The United States released its ISM Manufacturing Index for the month of February coming in at 48.3 higher than the projected reading of 48.0 and lower than the prior reading of 50.7.

The reading below 50 is definitely a negative sing for the manufacturing sector in the U.S. economy as it indicates that more and more firms are contracting rather than expanding. Only seven of eighteen industries were growing in February.

New orders index fell to 49.1 in February from 49.5 in January. The Production index witnessed a sharp drop to 50.7 from 55.2 while supplier deliveries declined to 50.1 from 52.8. Inventories plunged to 45.4 this month from 49.1 the prior month. New export orders fell to 56.0 from 58.5 and imports slipped to 47.5 from 52.5 as well.

Also the Commerce Department reported that Construction Spending for the month of January was came in at -1.7% lower than both the expected reading of -0.7% and previous reading of -1.1%.

Projects on private residential construction kept on tumbling as the cancer infecting the heart of the U.S. still feeds on the economy. The annual reading showed that the construction spending was down 3.3% in January.

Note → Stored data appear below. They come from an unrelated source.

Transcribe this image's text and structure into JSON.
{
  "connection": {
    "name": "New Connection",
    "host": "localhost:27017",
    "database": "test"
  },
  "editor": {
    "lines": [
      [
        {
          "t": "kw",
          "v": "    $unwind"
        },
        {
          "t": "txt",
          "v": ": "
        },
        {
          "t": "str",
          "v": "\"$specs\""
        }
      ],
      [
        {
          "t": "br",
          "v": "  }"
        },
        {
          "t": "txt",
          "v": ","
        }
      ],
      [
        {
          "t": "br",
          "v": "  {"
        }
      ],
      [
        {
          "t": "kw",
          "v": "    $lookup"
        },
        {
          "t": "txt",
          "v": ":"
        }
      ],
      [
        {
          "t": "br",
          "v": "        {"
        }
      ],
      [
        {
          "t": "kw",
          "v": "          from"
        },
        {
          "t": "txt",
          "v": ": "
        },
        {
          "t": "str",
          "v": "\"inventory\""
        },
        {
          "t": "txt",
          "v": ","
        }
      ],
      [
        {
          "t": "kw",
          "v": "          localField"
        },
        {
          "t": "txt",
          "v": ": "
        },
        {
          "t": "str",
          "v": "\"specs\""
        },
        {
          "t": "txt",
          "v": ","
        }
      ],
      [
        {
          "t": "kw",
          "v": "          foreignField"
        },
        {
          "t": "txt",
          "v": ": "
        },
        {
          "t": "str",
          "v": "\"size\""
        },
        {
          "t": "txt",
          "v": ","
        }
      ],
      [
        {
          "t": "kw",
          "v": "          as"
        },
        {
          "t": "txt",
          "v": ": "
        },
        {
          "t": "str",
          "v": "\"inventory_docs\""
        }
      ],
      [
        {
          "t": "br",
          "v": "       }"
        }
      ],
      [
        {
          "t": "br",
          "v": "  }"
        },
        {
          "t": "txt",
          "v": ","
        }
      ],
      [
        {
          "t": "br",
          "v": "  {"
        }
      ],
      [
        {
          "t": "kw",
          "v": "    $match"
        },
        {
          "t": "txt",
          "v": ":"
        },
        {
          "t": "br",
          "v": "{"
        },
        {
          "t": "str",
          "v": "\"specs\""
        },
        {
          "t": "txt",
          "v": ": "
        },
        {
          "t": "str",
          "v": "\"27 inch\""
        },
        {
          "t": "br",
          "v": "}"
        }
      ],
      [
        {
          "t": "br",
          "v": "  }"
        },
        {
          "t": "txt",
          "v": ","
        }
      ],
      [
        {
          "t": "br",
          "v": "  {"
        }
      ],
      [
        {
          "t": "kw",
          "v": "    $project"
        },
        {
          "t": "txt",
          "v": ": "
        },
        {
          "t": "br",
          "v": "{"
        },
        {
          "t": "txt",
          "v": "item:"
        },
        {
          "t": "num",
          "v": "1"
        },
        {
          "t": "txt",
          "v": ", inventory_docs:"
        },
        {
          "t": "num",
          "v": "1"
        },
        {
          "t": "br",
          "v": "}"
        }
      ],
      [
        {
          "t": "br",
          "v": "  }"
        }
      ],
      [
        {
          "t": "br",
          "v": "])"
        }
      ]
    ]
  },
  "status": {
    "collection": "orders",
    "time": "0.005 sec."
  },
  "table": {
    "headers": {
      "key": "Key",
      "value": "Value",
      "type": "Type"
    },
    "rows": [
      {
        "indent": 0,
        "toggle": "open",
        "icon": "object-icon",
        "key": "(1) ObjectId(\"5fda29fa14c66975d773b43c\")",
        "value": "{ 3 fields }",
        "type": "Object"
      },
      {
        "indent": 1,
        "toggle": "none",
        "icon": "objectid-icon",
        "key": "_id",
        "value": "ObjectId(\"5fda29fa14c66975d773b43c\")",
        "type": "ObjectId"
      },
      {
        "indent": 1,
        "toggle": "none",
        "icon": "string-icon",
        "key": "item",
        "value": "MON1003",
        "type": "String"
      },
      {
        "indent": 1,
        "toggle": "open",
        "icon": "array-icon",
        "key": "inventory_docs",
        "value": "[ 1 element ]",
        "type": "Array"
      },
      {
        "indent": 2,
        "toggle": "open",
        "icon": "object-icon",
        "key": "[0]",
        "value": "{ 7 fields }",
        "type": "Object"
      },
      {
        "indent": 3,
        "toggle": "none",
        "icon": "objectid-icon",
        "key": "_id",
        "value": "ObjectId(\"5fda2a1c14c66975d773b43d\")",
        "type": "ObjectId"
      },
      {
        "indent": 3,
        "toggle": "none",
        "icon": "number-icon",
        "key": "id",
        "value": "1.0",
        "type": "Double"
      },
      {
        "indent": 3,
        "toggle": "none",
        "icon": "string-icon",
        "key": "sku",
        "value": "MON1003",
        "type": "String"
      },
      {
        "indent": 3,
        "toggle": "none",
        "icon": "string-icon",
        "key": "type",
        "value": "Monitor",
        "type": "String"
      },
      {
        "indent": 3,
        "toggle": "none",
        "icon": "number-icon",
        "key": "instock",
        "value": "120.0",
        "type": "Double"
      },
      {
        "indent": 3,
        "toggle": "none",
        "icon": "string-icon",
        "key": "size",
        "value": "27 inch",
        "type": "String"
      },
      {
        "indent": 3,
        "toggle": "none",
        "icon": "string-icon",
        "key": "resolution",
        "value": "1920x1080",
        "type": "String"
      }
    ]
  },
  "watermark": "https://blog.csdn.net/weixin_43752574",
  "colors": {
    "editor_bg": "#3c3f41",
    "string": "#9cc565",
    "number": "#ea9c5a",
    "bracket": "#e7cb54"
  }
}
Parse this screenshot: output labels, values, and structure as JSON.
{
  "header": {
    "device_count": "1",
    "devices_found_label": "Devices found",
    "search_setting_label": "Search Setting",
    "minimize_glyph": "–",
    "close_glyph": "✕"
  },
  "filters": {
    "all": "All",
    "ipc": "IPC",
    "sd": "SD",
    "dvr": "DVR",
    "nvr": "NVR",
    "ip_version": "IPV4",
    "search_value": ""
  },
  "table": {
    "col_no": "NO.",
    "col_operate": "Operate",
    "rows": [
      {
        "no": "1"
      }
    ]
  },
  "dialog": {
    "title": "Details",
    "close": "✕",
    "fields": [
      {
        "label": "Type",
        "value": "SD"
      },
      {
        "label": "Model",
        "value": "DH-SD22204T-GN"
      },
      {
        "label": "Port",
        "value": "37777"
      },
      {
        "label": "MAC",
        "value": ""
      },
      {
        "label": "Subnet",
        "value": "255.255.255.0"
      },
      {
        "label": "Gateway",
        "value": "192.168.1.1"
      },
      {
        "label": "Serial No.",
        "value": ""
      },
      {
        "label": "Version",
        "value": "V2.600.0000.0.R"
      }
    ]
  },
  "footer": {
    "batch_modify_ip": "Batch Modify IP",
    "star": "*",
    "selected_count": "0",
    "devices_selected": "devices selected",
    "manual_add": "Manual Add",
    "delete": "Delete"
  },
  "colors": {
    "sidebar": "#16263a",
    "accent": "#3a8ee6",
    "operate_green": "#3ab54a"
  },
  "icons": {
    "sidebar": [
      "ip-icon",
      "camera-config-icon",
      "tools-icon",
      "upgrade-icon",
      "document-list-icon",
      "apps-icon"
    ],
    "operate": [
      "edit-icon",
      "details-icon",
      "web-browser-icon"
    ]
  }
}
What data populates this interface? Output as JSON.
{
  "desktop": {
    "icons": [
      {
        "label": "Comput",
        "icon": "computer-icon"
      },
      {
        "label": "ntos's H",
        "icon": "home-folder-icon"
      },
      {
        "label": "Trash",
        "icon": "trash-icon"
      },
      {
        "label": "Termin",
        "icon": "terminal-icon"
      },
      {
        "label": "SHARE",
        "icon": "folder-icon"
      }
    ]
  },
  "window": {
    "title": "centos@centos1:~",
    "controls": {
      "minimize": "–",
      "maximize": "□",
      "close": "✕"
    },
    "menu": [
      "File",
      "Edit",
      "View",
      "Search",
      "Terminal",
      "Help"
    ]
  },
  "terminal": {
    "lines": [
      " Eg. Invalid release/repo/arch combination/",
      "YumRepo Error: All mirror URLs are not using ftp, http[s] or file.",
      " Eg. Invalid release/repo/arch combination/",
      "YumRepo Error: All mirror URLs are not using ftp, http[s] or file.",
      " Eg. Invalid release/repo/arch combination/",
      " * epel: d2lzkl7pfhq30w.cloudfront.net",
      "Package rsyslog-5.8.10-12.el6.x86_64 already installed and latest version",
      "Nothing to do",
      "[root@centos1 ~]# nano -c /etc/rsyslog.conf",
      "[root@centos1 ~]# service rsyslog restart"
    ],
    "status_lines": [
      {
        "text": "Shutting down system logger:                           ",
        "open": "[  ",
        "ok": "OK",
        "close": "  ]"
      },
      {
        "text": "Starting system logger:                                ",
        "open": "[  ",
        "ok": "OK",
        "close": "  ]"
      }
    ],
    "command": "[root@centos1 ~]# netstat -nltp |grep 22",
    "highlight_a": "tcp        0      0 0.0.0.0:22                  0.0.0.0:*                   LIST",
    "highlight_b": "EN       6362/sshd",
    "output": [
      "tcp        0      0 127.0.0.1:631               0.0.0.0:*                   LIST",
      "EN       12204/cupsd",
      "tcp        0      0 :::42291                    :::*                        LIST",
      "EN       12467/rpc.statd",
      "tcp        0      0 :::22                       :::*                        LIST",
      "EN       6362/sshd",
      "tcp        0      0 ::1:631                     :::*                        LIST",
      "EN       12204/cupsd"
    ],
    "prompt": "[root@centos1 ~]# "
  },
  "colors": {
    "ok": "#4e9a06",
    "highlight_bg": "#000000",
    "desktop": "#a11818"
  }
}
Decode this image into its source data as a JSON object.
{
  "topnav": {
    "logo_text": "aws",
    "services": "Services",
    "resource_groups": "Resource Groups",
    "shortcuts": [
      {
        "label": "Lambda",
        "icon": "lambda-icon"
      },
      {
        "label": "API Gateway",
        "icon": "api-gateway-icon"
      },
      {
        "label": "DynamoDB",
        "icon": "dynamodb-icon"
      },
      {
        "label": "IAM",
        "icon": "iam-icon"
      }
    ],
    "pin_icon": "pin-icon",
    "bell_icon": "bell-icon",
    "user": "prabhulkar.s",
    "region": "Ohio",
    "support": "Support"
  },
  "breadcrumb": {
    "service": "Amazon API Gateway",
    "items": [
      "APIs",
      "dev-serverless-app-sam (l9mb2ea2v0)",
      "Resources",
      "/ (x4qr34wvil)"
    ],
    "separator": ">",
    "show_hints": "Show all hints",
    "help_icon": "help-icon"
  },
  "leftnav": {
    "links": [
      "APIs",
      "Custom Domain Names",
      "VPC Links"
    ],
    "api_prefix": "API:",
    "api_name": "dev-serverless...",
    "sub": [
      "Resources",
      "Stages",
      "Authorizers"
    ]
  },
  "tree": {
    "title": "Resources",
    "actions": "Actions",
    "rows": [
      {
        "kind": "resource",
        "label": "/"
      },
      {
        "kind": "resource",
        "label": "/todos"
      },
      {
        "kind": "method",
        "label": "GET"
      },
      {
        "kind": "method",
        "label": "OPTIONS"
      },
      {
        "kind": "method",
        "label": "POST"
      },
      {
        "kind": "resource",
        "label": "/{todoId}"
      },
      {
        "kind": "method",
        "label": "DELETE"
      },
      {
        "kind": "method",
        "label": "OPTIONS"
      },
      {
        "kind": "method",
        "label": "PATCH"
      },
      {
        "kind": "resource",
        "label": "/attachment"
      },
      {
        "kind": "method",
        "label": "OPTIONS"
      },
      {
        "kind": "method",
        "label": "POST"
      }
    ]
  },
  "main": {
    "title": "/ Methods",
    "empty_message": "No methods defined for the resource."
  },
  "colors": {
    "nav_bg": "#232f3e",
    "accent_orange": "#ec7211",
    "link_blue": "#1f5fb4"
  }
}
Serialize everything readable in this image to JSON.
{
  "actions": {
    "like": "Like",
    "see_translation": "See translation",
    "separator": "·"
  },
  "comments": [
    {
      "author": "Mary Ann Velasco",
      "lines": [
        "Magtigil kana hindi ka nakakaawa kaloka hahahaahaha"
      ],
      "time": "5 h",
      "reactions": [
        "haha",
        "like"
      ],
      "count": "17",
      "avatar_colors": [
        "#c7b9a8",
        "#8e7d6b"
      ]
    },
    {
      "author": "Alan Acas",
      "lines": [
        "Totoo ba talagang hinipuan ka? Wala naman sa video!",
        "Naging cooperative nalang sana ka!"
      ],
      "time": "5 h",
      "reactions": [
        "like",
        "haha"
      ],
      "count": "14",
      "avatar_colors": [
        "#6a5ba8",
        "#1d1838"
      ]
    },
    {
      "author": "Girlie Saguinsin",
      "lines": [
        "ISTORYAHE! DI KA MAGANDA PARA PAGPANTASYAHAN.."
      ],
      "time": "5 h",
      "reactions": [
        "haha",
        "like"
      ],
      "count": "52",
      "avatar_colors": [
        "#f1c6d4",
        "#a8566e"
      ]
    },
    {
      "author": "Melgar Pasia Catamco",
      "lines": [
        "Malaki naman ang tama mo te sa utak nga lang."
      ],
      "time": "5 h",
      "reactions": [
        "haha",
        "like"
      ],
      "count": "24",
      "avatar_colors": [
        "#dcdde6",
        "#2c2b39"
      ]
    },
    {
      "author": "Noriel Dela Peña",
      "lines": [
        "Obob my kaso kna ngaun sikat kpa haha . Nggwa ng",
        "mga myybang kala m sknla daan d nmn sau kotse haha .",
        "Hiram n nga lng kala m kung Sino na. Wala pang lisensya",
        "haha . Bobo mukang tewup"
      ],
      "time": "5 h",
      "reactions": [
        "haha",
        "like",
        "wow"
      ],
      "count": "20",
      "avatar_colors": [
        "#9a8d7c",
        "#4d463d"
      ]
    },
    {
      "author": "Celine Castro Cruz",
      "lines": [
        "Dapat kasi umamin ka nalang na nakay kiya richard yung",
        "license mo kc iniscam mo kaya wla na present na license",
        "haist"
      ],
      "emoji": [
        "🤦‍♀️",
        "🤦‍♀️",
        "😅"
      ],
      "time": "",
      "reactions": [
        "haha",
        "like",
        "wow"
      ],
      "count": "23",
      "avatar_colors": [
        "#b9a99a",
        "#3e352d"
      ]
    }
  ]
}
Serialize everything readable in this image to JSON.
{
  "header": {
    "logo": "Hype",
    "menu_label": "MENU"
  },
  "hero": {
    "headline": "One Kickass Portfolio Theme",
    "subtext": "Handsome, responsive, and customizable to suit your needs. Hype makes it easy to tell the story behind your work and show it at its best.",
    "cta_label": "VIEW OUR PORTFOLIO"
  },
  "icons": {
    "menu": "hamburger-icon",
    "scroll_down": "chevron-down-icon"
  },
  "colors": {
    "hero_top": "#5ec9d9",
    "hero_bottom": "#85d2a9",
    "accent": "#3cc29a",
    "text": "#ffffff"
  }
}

Spending slowed on hotels, roads and communication facilities as it seems like banks have raised standards for commercial loans. Private sector construction spending fell by 2.2% in January compared to the previous fall of 1.3% in December; while public or government construction spending decreased 0.2%. Federal government construction rose 4.2% and local spending dropped 0.5%.

Tomorrow is a fundamental free calendar for the U.S. but the ADP employment reading will be out in two days time and many see it as an indicator for the big Jobs Report to come at the end of the week. The Employment sub-index in the ISM report showed that employment fell in the manufacturing sector to 46.0 from 47.1 assuring expectations of 15,000 in the ADP employment Change this month.

With the bad outlook for the U.S. dollar and the sluggish growth expected by the Fed's in the U.S. it was just a matter of time before we witness new record highs. The Euro soared against the dollar to reach an all time high of 1.5273. Among the passengers of the upside journey came all primary commodities where oil leaped to record an all time high of $103.51 per barrel as gold breached the $991.00 per ounce level and silver hit a high of $20.58.

Investor's risk appetite was also hit causing them to engage in the unwinding of carry trades and get rid of much riskier assets. Although the Yen lost some ground against the greenback to bounce back to the 103.40s level, the dollar weakness and risk aversion gave it enough strength to drag the USD/JPY pair to record a low of 102.60.

Well dear reader, maybe the miracle is no where close to the greenback as Fed members' statements are now being assured and the strong dollar policy is not put into affect! A potential rate cut is still on the way and a shed of 50 basis points is locked in the markets but the thing is…are we in for a surprise?!